Dear People,
I apologise for a thought sent out of the columns,
the redundancy of the message with such an object,
its amplification soundless, had led me to
remember the good movie with Benigni,
and precisely the sequence where somebody
greets him with "fuck yourself" and he does
(as applying those stupid grammar structure
of some english course's books you can found
in italy) "Fuck yourself, too" and then he goes away
repeating with himself like a student homework,
fastly playing like "to be" involved in a formal greeting
"Fuckyourself"
"Ha, fuckyourself, too"
like a normal formal ritual of greeting's exchange.

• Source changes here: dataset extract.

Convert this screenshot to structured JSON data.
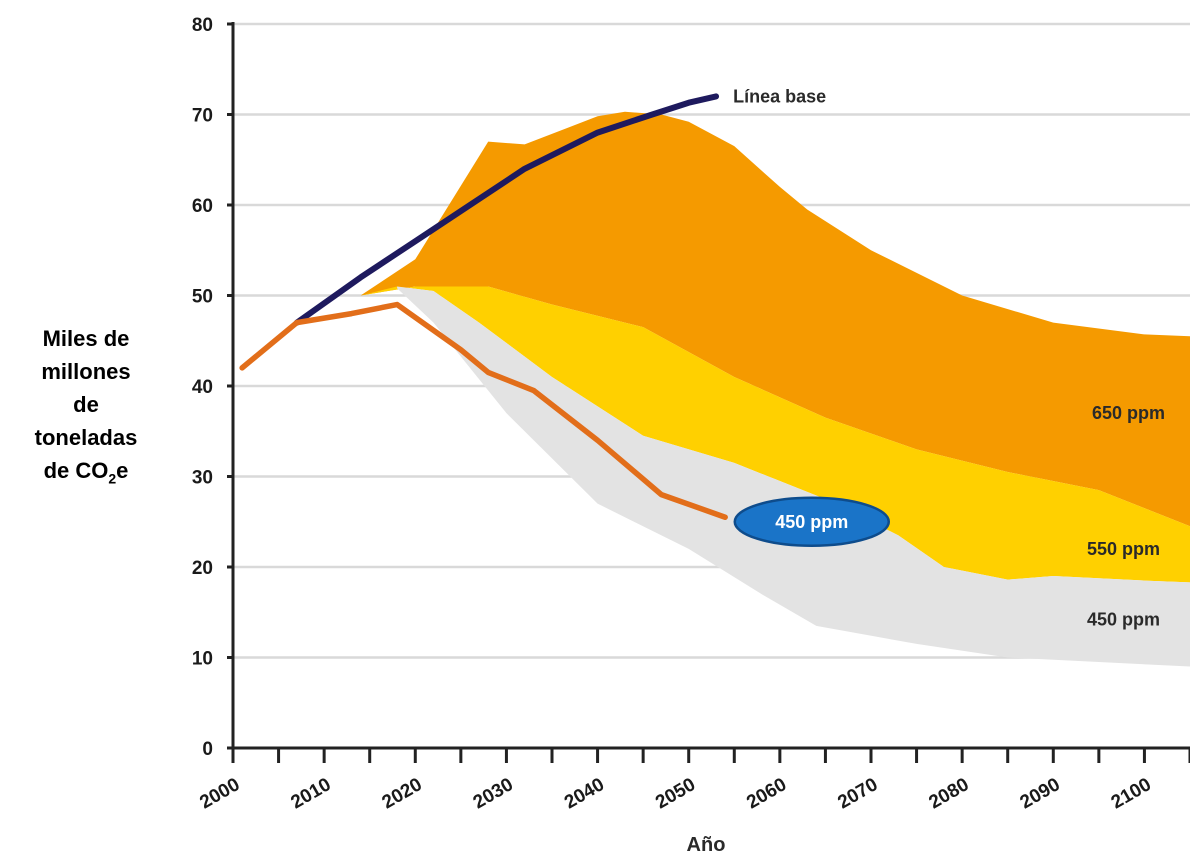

I think that the comicity comes from
the contrast between the istitution of communication
and its daily reality, and thus from what Eugenio Barba
calls in its anthropology of theatre,
the contrast between daily and "extra-daily" which
seems to be the daily work of an artist.
The movie is "Down by Law" with a good director
and an excellent cast, in black and white,
as the world seems sometimes to be,
best wishes
Paolo
:_:_:_:_::_:_:_:_::_:_:_:_::_:_:_:_:
> baris kilicbay wrote:
>
> >Computer literacy, knowing all the technical details about mailing
lists
> >and other stuff on the Internet have nothing to do with being
> >intellectual. If a subscriber doesn't know how to unsubscribe it
doesn't
> >mean that he/she is silly and you are smart.
>
> In order to subscribe to this list, one must first gain knowledge
about the
> list, and then go through the subscription procedure. That someone
can do
> so without ever realizing that there might be a similar process for
> unsubscribing is a bit strange. Even stranger is that people who
don't know
> the first thing about mailing lists fail to read and/or understand the
> introductory message, in which many things -- including instructions
for
> how to unsubscibe -- are mentioned.